While Public Key Cryptography is a tremendously useful and widely used encryption scheme, it is not without its faults. One fault is that in order to encrypt a document with a public key, there has to be a trust that the public key belongs to the user who is going to decrypt it.
For example, if you make an online purchase at, say, Taobao, this is what happens:
When You Navigate to Taobao
1. DNS Resolution
  - Your browser queries DNS to find Taobao’s IP address
  - Trust: You’re trusting your DNS provider (ISP) isn’t lying about Taobao’s address
2. TLS Handshake
Taobao presents an SSL/TLS certificate containing their public key
- Public Key Use: Your browser uses this to establish an encrypted connection
- Trust Chain:
  - Taobao’s certificate is signed by a Certificate Authority (like DigiCert)
  - Your browser trusts that CA because it’s in your browser’s root certificate store
  - You’re trusting Mozilla/Google/Apple decided this CA is trustworthy
During Your Session
1. Browsing and Login
  - All communication encrypted using keys derived from that initial handshake
  - Trust: That the encrypted connection actually goes to Taobao, not an imposter
2. Payment Processing
  - When you enter credit card info, it’s encrypted for transmission
  - Often there’s another layer - Taobao forwards this to payment processors (Stripe, their own payment system, etc.)
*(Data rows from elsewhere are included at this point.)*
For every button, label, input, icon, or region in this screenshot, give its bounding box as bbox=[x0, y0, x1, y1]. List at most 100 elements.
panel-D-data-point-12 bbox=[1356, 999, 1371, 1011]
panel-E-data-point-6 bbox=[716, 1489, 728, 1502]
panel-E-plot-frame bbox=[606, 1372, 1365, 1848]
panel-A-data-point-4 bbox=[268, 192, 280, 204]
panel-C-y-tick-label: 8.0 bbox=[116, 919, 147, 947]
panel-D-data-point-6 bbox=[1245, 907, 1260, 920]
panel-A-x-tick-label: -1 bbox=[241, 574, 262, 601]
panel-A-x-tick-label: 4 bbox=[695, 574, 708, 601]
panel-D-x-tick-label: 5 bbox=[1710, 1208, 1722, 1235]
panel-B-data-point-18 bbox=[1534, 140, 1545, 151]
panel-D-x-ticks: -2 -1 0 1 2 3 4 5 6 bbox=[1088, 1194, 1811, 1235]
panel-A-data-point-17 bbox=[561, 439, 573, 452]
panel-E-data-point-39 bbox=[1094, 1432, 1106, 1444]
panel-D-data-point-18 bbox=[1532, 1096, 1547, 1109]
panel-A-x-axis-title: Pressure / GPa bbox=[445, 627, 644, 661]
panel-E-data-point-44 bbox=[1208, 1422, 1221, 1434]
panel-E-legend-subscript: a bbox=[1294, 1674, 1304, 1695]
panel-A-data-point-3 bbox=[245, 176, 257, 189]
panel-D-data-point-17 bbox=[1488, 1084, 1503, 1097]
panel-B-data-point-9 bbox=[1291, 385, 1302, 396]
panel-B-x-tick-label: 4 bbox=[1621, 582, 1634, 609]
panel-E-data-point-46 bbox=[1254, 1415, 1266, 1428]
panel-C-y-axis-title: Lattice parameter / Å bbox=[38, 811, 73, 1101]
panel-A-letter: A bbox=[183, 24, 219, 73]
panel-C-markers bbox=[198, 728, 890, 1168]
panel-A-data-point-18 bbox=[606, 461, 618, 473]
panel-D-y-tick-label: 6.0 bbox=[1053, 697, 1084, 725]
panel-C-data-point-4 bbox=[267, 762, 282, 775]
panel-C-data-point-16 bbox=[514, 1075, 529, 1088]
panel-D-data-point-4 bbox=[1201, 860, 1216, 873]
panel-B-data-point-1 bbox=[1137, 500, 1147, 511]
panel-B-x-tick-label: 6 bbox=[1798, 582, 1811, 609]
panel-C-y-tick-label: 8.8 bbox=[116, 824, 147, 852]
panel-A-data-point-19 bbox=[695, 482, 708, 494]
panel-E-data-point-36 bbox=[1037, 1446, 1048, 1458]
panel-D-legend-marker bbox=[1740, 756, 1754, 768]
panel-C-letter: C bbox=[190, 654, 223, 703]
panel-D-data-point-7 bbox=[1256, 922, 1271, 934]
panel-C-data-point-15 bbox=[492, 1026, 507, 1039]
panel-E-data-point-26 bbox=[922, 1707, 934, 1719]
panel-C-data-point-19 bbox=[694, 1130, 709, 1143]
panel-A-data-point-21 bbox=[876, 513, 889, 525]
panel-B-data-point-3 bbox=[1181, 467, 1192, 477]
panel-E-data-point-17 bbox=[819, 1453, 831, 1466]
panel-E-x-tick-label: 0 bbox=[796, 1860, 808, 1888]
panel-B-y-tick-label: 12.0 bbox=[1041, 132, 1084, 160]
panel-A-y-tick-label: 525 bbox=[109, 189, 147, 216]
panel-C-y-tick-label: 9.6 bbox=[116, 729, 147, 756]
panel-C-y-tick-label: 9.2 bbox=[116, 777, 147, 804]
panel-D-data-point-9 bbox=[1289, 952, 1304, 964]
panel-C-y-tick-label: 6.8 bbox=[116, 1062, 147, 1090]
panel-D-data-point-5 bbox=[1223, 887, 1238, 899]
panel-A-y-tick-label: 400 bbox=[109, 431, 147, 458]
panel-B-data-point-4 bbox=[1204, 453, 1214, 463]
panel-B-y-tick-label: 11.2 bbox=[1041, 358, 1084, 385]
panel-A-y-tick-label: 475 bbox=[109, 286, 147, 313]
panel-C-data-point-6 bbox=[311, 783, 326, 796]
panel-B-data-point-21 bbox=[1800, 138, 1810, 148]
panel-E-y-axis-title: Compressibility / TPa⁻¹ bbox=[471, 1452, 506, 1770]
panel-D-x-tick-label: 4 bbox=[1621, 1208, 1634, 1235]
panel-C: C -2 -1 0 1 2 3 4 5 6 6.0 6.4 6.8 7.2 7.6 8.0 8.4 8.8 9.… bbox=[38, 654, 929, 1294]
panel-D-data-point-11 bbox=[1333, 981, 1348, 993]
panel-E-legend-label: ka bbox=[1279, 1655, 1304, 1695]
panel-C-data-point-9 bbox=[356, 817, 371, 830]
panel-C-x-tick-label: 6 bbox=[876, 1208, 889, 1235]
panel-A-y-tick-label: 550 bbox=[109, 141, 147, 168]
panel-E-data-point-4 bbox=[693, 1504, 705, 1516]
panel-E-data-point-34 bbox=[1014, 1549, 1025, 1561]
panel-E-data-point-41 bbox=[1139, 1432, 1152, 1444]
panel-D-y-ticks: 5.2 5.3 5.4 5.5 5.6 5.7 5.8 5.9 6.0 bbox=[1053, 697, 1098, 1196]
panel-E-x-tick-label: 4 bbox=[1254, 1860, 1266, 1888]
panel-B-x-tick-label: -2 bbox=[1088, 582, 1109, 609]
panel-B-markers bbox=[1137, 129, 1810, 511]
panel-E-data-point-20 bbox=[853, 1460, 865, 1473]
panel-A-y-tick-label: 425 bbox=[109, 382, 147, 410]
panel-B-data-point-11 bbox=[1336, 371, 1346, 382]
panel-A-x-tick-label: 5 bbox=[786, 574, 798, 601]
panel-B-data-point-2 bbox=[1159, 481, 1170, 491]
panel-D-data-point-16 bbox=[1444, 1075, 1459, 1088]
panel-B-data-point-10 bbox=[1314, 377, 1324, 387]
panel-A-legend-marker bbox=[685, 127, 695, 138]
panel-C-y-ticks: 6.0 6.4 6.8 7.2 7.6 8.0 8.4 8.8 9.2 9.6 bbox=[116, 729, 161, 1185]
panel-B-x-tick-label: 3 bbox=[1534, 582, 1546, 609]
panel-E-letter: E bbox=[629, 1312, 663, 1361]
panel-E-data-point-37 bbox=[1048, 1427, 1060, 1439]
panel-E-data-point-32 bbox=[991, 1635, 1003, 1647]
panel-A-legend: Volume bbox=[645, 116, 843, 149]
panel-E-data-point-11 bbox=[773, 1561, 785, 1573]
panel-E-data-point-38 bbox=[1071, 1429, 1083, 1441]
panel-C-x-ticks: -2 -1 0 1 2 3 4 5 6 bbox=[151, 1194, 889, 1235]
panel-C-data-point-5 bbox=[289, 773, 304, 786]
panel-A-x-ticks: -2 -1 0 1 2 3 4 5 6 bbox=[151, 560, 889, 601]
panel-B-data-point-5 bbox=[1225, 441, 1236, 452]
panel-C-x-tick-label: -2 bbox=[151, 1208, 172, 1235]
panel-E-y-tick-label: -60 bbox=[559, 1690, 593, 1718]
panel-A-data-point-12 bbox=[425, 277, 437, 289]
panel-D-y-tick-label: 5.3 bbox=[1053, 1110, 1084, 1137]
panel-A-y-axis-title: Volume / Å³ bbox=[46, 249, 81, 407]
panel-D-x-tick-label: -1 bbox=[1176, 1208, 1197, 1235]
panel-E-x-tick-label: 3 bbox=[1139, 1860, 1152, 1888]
  - Additional Trust: Taobao’s relationship with payment processors, your bank’s validation systems
What You’re Really Trusting
- Certificate Authority System:
  - A handful of organizations (DigiCert, Let’s Encrypt, etc.) that your browser automatically trusts
  - If any of these CAs are compromised or malicious, they could issue fake certificates for Taobao
- Browser Vendors:
  - Microsoft, Google, Mozilla decide which CAs to trust
  - They push updates to root certificate stores
- Taobao Itself:
  - That they’re properly securing their private keys
  - That their servers haven’t been compromised
- Your Device:
  - That your computer/phone isn’t compromised
  - That the browser software itself is trustworthy
Potential Attack Scenarios
- Rogue CA: A certificate authority issues a fake Taobao certificate to an attacker
- DNS Hijacking: You’re directed to a fake Taobao site with its own valid certificate
- Government Interception: State actors with access to CAs or infrastructure
- Compromised Root Store: Malicious updates to your browser’s trusted CA list

Conclusion

Digital encryption can take many forms, and it is truly a great idea in computer science, because it enables secure communications around the world.